Insurance and racial disparities continue to exist for TBI patients. Insurance status appears to have an impact on short- and long-term outcomes to a greater degree than patient race 12).
Quality of Life after Brain Injury
Traumatic brain injury complications
Lokhandwala et al. performed a 4-y (2014-2017) review of a TBI database and included all patients aged ≥18 y with severe isolated TBI. Patients were stratified into those who were on statins and those who were not and were matched (1:2 ratio) using propensity score matching. The primary outcome was in-hospital mortality. The secondary outcomes were skilled nursing facility disposition, Glasgow Outcome Scale-extended score, and hospital and intensive care unit length of stay (LOS).

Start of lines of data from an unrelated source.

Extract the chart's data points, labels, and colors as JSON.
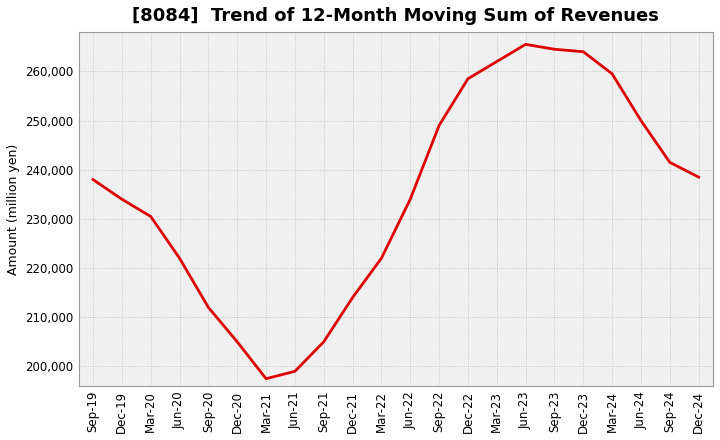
{
  "title": "[8084]  Trend of 12-Month Moving Sum of Revenues",
  "ylabel": "Amount (million yen)",
  "line_color": "#dd0000",
  "background_color": "#ffffff",
  "plot_bg_color": "#f0f0f0",
  "grid_color": "#bbbbbb",
  "x_labels": [
    "Sep-19",
    "Dec-19",
    "Mar-20",
    "Jun-20",
    "Sep-20",
    "Dec-20",
    "Mar-21",
    "Jun-21",
    "Sep-21",
    "Dec-21",
    "Mar-22",
    "Jun-22",
    "Sep-22",
    "Dec-22",
    "Mar-23",
    "Jun-23",
    "Sep-23",
    "Dec-23",
    "Mar-24",
    "Jun-24",
    "Sep-24",
    "Dec-24"
  ],
  "values": [
    238000,
    234000,
    230500,
    222000,
    212000,
    205000,
    197500,
    199000,
    205000,
    214000,
    222000,
    234000,
    249000,
    258500,
    262000,
    265500,
    264500,
    264000,
    259500,
    250000,
    241500,
    238500
  ],
  "ylim": [
    196000,
    268000
  ],
  "yticks": [
    200000,
    210000,
    220000,
    230000,
    240000,
    250000,
    260000
  ],
  "title_fontsize": 13,
  "label_fontsize": 9,
  "tick_fontsize": 8.5
}
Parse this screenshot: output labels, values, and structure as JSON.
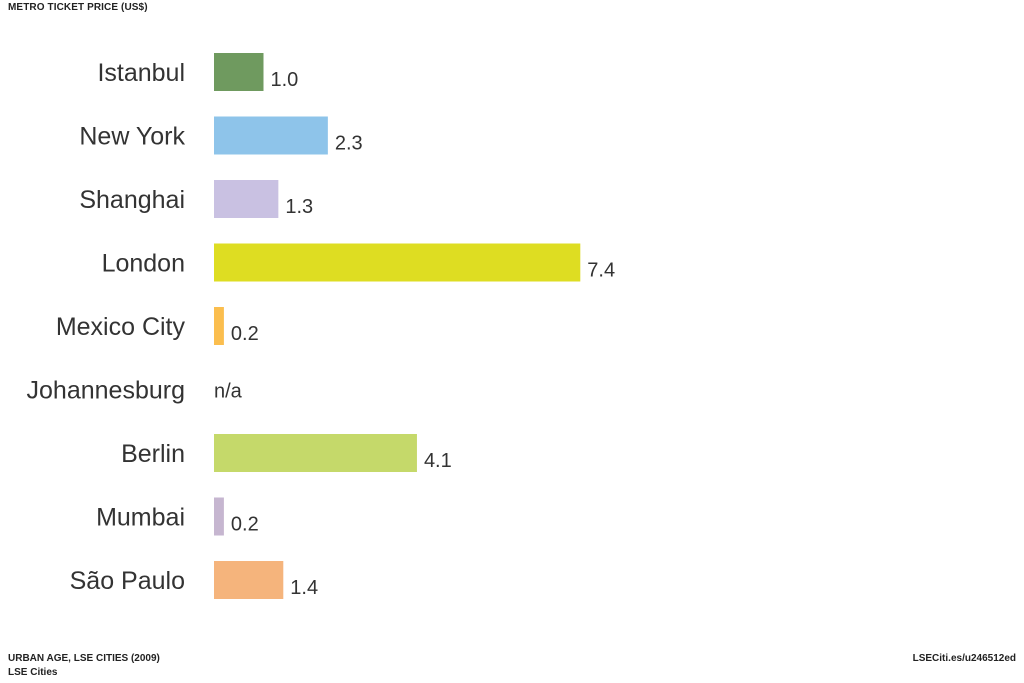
{
  "title": "METRO TICKET PRICE (US$)",
  "chart_data": {
    "type": "bar",
    "orientation": "horizontal",
    "title": "METRO TICKET PRICE (US$)",
    "categories": [
      "Istanbul",
      "New York",
      "Shanghai",
      "London",
      "Mexico City",
      "Johannesburg",
      "Berlin",
      "Mumbai",
      "São Paulo"
    ],
    "values": [
      1.0,
      2.3,
      1.3,
      7.4,
      0.2,
      null,
      4.1,
      0.2,
      1.4
    ],
    "value_labels": [
      "1.0",
      "2.3",
      "1.3",
      "7.4",
      "0.2",
      "n/a",
      "4.1",
      "0.2",
      "1.4"
    ],
    "colors": [
      "#6f9a5f",
      "#8ec4ea",
      "#c9c1e2",
      "#dedd22",
      "#fbbe4e",
      "#cccccc",
      "#c5d96a",
      "#c6b6d0",
      "#f5b47c"
    ],
    "xlim": [
      0,
      8
    ],
    "grid": false,
    "legend": "none"
  },
  "footer": {
    "source": "URBAN AGE, LSE CITIES (2009)",
    "org": "LSE Cities",
    "link": "LSECiti.es/u246512ed"
  }
}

They identified 1359 patients, of which 270 were matched (statin: 90, no-statin: 180). Mean age was 55 ± 8y, median Glasgow Coma Scale was 10 (8-12), and median head-abbreviated injury scale was 3 (3-5). Matched groups were similar in age, mechanism of injury, Glasgow Coma Scale, Injury Severity Score, neurosurgical intervention, type and size of intracranial hemorrhage, and preinjury anticoagulant or antiplatelet use. The overall in-hospital mortality rate was 18%. Patients who received statins had lower rates of in-hospital mortality (11% versus 21%, P = 0.01), skilled nursing facility disposition (19% versus 28%; P = 0.04), and a higher median Glasgow Outcome Scale-extended (11 [9-13] versus 9 [8-10]; P = 0.04). No differences were found between the two groups in terms of hospital LOS (6 [4-9] versus 5 [3-8]; P = 0.34) and intensive care unit LOS (3 [3-6] versus 4 [3-5]; P = 0.09).
Preinjury statin use in isolated traumatic brain injury patients is associated with improved outcomes. This finding warrants further investigations to evaluate the potential beneficial role of statins as a therapeutic drug in a TBI 13).